Certain statements contained in this press release constitute forward-looking information. These statements relate to future events or future performance. The use of any of the words “could”, “intend”, “expect”, “believe”, “will”, “projected”, “estimated” and similar expressions and statements relating to matters that are not historical facts are intended to identify forward-looking information and are based on the parties’ current belief or assumptions as to the outcome and timing of such future events. Actual future results may differ materially. In particular, this release contains forward-looking information relating to TSX Venture Exchange approval of the transactions contemplated herein, the License, future international expansion, future product offerings, future entry into additional markets, changes to laws and regulations in Canada and internationally, and compliance with applicable regulations. Various assumptions or factors are typically applied in drawing conclusions or making the forecasts or projections set out in forward-looking information. Those assumptions and factors are based on information currently available to the parties. The material factors and assumptions include the parties being able to obtain the necessary corporate, regulatory and other third parties approvals; licensing and other risks associated with regulated ACMPR entities; and completion of satisfactory due diligence. The forward looking information contained in this release is made as of the date hereof and the parties are not obligated to update or revise any forward looking information, whether as a result of new information, future events or otherwise, except as required by applicable securities laws. Because of the risks, uncertainties and assumptions contained herein, investors should not place undue reliance on forward looking information. The foregoing statements expressly qualify any forward-looking information contained herein.
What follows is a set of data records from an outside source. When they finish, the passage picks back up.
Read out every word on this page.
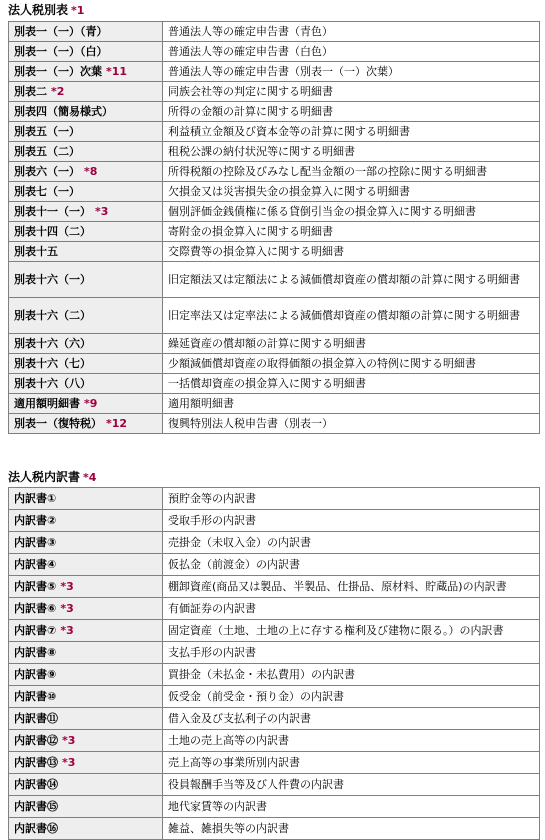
法人税別表 *1
別表一（一）（青）	普通法人等の確定申告書（青色）
別表一（一）（白）	普通法人等の確定申告書（白色）
別表一（一）次葉 *11	普通法人等の確定申告書（別表一（一）次葉）
別表二 *2	同族会社等の判定に関する明細書
別表四（簡易様式）	所得の金額の計算に関する明細書
別表五（一）	利益積立金額及び資本金等の計算に関する明細書
別表五（二）	租税公課の納付状況等に関する明細書
別表六（一） *8	所得税額の控除及びみなし配当金額の一部の控除に関する明細書
別表七（一）	欠損金又は災害損失金の損金算入に関する明細書
別表十一（一） *3	個別評価金銭債権に係る貸倒引当金の損金算入に関する明細書
別表十四（二）	寄附金の損金算入に関する明細書
別表十五	交際費等の損金算入に関する明細書
別表十六（一）	旧定額法又は定額法による減価償却資産の償却額の計算に関する明細書
別表十六（二）	旧定率法又は定率法による減価償却資産の償却額の計算に関する明細書
別表十六（六）	繰延資産の償却額の計算に関する明細書
別表十六（七）	少額減価償却資産の取得価額の損金算入の特例に関する明細書
別表十六（八）	一括償却資産の損金算入に関する明細書
適用額明細書 *9	適用額明細書
別表一（復特税） *12	復興特別法人税申告書（別表一）
法人税内訳書 *4
内訳書①	預貯金等の内訳書
内訳書②	受取手形の内訳書
内訳書③	売掛金（未収入金）の内訳書
内訳書④	仮払金（前渡金）の内訳書
内訳書⑤ *3	棚卸資産(商品又は製品、半製品、仕掛品、原材料、貯蔵品)の内訳書
内訳書⑥ *3	有価証券の内訳書
内訳書⑦ *3	固定資産（土地、土地の上に存する権利及び建物に限る。）の内訳書
内訳書⑧	支払手形の内訳書
内訳書⑨	買掛金（未払金・未払費用）の内訳書
内訳書⑩	仮受金（前受金・預り金）の内訳書
内訳書⑪	借入金及び支払利子の内訳書
内訳書⑫ *3	土地の売上高等の内訳書
内訳書⑬ *3	売上高等の事業所別内訳書
内訳書⑭	役員報酬手当等及び人件費の内訳書
内訳書⑮	地代家賃等の内訳書
内訳書⑯	雑益、雑損失等の内訳書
This press release does not constitute an offer to sell or a solicitation of an offer to buy any of the securities in the United States. The securities have not been and will not be registered under the United States Securities Act of 1933, as amended (the “U.S. Securities Act”) or any state securities laws and may not be offered or sold within the United States or to U.S. Persons unless registered under the U.S. Securities Act and applicable state securities laws or an exemption from such registration is available. Not for distribution to U.S. Newswire Services or for dissemination in the United States. Any failure to comply with this restriction may constitute a violation of U.S. Securities laws.